Vedika focused on the same opportunity that made Billions for Intuit: Shrink-wrapped Financial Accounting Software called FACT, and became the first, and so far only real packaged software success out of the Indian market. If Rajesh Jain’s bet on low-cost PCs works out, then Vedika stands to make a fortune from it, serving the SME customer base.
The Founder & CEO of the company is Arvind Agarwal, whom I have a great deal of respect and admiration for. As far as I know, Arvind has kept the company private for close to 20 years. For VCs looking for strong product company models, my suggestion is, make a trip to Calcutta (now called Kolkata), the erstwhile capital city of British India, and meet Arvind Agarwal. And if Arvind has any desire to take the company Public, or have needs for expansion capital … ooo la la …
EE Times reports on the low-cost PC market in India: “Aiming at India residents with no PC experience, Novatium is developing the Nova NetPC, a thin client expected to cost just $100. The PC is now in beta-stage development and will reportedly be maintenance-free and appliance-like. Novatium’ three founders include Analog Devices’ chairman Ray Stata, Ashok Jhunjhunwala of the Indian Institute of Technology, and Indian entrepreneur Rajesh Jain.”

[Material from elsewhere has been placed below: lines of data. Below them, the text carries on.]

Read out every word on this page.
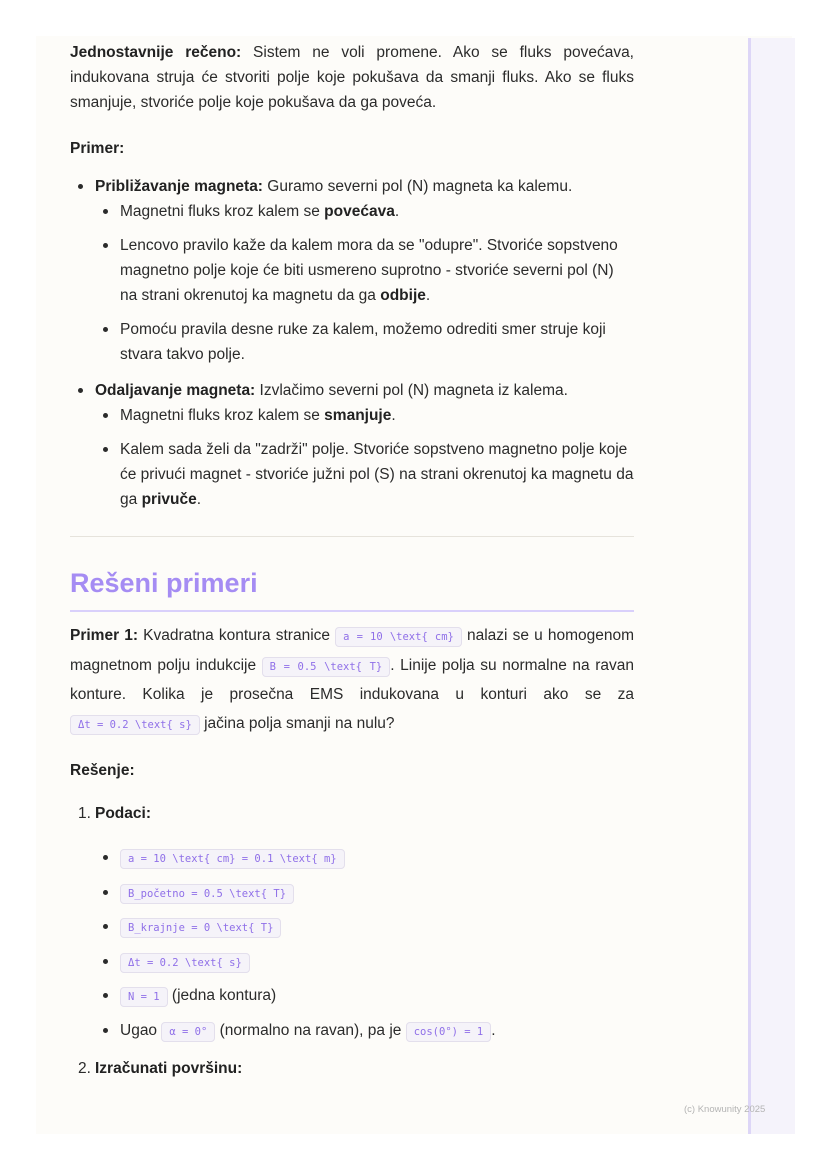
Jednostavnije rečeno: Sistem ne voli promene. Ako se fluks povećava, indukovana struja će stvoriti polje koje pokušava da smanji fluks. Ako se fluks smanjuje, stvoriće polje koje pokušava da ga poveća.

Primer:

Približavanje magneta: Guramo severni pol (N) magneta ka kalemu.
Magnetni fluks kroz kalem se povećava.
Lencovo pravilo kaže da kalem mora da se "odupre". Stvoriće sopstveno magnetno polje koje će biti usmereno suprotno - stvoriće severni pol (N) na strani okrenutoj ka magnetu da ga odbije.
Pomoću pravila desne ruke za kalem, možemo odrediti smer struje koji stvara takvo polje.
Odaljavanje magneta: Izvlačimo severni pol (N) magneta iz kalema.
Magnetni fluks kroz kalem se smanjuje.
Kalem sada želi da "zadrži" polje. Stvoriće sopstveno magnetno polje koje će privući magnet - stvoriće južni pol (S) na strani okrenutoj ka magnetu da ga privuče.
Rešeni primeri

Primer 1: Kvadratna kontura stranice a = 10 \text{ cm} nalazi se u homogenom magnetnom polju indukcije B = 0.5 \text{ T} . Linije polja su normalne na ravan konture. Kolika je prosečna EMS indukovana u konturi ako se za Δt = 0.2 \text{ s} jačina polja smanji na nulu?

Rešenje:

1. Podaci:
a = 10 \text{ cm} = 0.1 \text{ m}
B_početno = 0.5 \text{ T}
B_krajnje = 0 \text{ T}
Δt = 0.2 \text{ s}
N = 1 (jedna kontura)
Ugao α = 0° (normalno na ravan), pa je cos(0°) = 1 .
2. Izračunati površinu:
(c) Knowunity 2025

Novatium’s vision: “As you read these lines, 600 million people use computers as an extension of their lives. Yet, this very impressive statistic hides a remarkable market-truth. The benefits of computing have been largely limited to developed markets and the top layer of emerging markets. An untapped vibrant market of atleast 1000,000,000 users exists. For these users, computing must be radically different. Only such an innovation can take the benefits of computing to them. In October 2004, Novatium was formed by three admired visionaries to realise this new world of computing.” Read Rajesh Jain’s analysis of the opportunity with The Next Billion PC Users.

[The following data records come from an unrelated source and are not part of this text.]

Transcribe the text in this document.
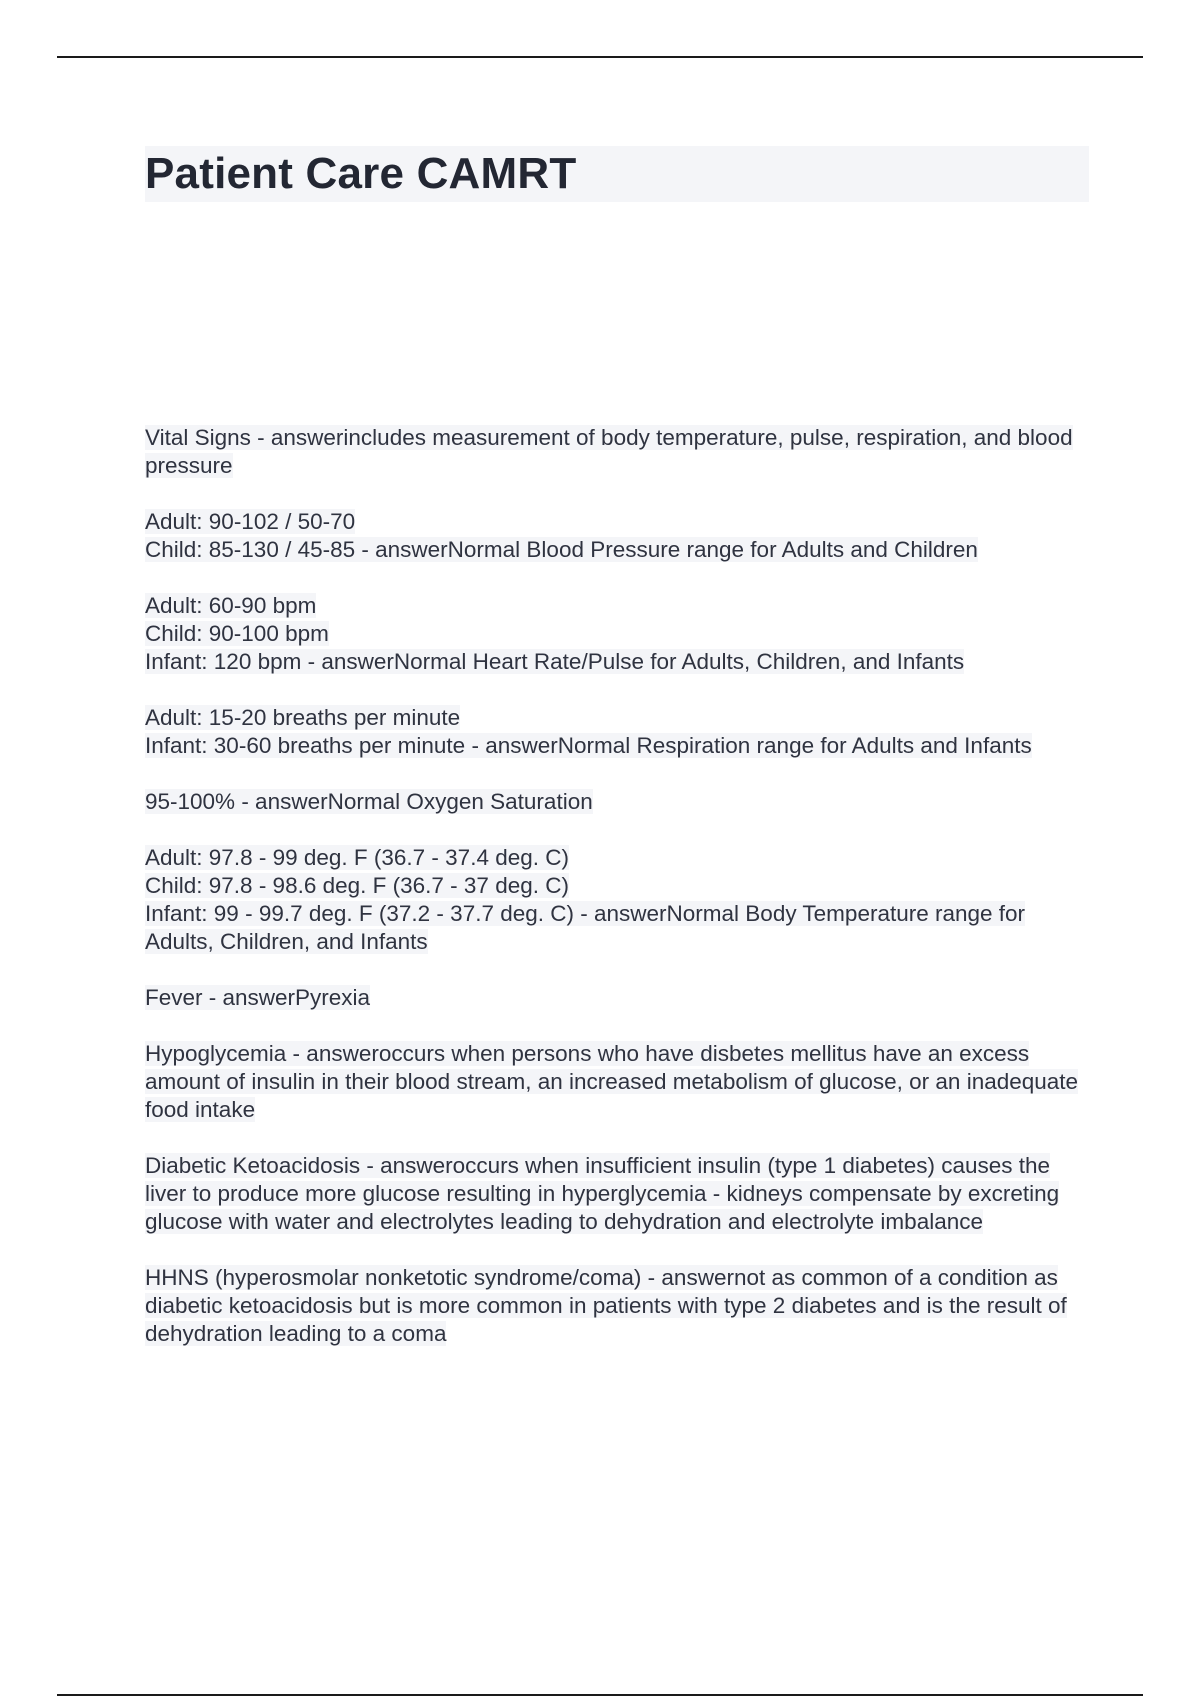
Patient Care CAMRT
Vital Signs - answerincludes measurement of body temperature, pulse, respiration, and blood pressure
Adult: 90-102 / 50-70
Child: 85-130 / 45-85 - answerNormal Blood Pressure range for Adults and Children
Adult: 60-90 bpm
Child: 90-100 bpm
Infant: 120 bpm - answerNormal Heart Rate/Pulse for Adults, Children, and Infants
Adult: 15-20 breaths per minute
Infant: 30-60 breaths per minute - answerNormal Respiration range for Adults and Infants
95-100% - answerNormal Oxygen Saturation
Adult: 97.8 - 99 deg. F (36.7 - 37.4 deg. C)
Child: 97.8 - 98.6 deg. F (36.7 - 37 deg. C)
Infant: 99 - 99.7 deg. F (37.2 - 37.7 deg. C) - answerNormal Body Temperature range for Adults, Children, and Infants
Fever - answerPyrexia
Hypoglycemia - answeroccurs when persons who have disbetes mellitus have an excess amount of insulin in their blood stream, an increased metabolism of glucose, or an inadequate food intake
Diabetic Ketoacidosis - answeroccurs when insufficient insulin (type 1 diabetes) causes the liver to produce more glucose resulting in hyperglycemia - kidneys compensate by excreting glucose with water and electrolytes leading to dehydration and electrolyte imbalance
HHNS (hyperosmolar nonketotic syndrome/coma) - answernot as common of a condition as diabetic ketoacidosis but is more common in patients with type 2 diabetes and is the result of dehydration leading to a coma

In the last few weeks, I have had conversations with a number of friends in the Venture business about their India strategy. One thing is clear, that, once this next Billion PC Users join the electronic universe, a new generation of market opportunities will open up in a way that we have not even begun to understand yet.
Forget the Enterprise Sales Force and the blue-print for building highly predictable business applications companies with Autodesk, Cisco, and HP as your beta customers.